I knew I always had anxiety , and felt depressed usually, but it was always something that I could push aside. Last semester was when I truly had a moment of realization that I was not well. I became clearly unmotivated and extremely unhappy. My unhappiness not only started to affect myself, but also others around me. Relationships with friends, and my family began to become strained. When I came home from school, I suffered from an anxiety attack almost once a day. There was nothing I could to fix it, but it was just taking over my entire life. I lost a significant amount of weight, I was stressed, aggressive towards people I loved, and just miserable.
Finally one day I decided I needed to get help for real this time. I spent many years talking to counselors and attempting self love habits and doing what I could to make myself happy, but this was different. This became something where I needed more than just someone to talk to.
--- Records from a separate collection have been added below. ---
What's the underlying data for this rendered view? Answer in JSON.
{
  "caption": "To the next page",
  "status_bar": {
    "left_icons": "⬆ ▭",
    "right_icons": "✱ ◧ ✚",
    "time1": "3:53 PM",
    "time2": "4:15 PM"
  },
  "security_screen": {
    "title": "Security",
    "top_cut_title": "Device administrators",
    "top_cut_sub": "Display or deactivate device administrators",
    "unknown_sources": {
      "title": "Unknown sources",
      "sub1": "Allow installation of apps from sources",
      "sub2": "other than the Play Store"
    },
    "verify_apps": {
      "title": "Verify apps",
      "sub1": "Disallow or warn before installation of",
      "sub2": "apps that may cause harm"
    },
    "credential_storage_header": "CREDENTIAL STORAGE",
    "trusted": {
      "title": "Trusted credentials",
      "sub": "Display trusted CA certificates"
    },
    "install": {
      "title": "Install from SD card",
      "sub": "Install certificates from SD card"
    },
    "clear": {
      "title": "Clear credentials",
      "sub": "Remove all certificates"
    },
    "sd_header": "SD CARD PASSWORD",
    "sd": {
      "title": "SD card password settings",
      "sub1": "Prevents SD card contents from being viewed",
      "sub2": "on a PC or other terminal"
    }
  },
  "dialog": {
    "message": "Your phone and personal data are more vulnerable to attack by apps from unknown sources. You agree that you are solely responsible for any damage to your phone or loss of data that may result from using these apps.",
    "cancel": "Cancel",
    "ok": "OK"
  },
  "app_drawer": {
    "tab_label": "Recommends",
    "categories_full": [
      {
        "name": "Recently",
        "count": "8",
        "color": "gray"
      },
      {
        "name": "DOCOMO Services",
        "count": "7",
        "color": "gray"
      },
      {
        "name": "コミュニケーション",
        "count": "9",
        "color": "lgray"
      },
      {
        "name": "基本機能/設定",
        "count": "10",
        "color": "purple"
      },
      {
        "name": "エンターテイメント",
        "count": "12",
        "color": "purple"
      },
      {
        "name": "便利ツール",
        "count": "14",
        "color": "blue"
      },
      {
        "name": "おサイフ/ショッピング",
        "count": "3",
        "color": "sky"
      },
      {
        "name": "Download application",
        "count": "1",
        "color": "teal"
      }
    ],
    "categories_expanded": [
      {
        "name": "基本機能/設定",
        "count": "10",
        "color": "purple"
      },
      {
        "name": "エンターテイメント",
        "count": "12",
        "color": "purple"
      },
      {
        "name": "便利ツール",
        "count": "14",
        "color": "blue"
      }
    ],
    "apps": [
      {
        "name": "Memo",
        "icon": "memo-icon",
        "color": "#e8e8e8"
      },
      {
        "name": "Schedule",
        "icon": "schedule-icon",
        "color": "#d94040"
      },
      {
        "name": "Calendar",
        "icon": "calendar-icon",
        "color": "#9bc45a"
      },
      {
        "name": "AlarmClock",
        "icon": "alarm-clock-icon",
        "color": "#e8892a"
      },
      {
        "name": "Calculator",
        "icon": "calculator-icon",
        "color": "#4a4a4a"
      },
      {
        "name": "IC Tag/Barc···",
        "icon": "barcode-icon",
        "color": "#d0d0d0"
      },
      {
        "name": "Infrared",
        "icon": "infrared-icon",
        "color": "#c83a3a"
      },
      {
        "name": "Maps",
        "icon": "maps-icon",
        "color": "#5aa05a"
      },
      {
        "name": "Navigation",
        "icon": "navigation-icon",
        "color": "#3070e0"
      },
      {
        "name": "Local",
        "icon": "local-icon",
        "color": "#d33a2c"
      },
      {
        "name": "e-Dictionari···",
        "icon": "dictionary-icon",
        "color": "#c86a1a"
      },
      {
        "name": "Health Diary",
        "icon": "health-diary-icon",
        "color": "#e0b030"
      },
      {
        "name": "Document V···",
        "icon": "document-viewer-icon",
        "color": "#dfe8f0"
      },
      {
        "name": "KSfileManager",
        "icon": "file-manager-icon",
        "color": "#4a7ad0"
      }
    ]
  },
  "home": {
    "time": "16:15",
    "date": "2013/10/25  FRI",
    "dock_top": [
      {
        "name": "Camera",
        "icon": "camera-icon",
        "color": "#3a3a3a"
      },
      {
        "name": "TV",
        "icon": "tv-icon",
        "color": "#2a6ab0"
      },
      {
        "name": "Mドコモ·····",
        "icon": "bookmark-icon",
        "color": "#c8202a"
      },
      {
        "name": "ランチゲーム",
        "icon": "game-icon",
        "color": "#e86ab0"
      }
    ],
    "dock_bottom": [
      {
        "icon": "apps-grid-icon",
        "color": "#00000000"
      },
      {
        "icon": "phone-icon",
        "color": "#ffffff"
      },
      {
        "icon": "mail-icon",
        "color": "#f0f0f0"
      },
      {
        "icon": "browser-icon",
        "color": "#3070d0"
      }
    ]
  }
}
I went to my doctor and we discussed the possibility of starting medication.
The thought of starting medication was a really scary thing for me, especially since it wasn't the ideal situation for me, since all I wanted to do was to push through it. After running tests on me, and many, many questions, my doctor prescribed me an anti depressant/anti anxiety medication Paxil. I did a lot of research on the medication and heard a lot of mixed reviews about it, but I knew that I had to take this chance, especially if I wanted to get better.
I knew how much of a roller coaster it was going to be for me, especially since medication is something to help a chemical imbalance in the brain. The side affects were pretty brutal at first, but my doctor encouraged me to keep going, and that sometimes with medication you feel worse before you feel better.
I've been on Paxil for about two months now, and I can honestly say this is the best I've felt in a long time. I really try to not let my depression and anxiety take over my life, but I know it's a part of who I am. I can accept that it does define a part of me, but that doesn't make me a bad or weak person. I believe that I've become stronger with this experience, and that with my acceptance of the not so pretty parts about me, I can start to accept the good parts about me as well.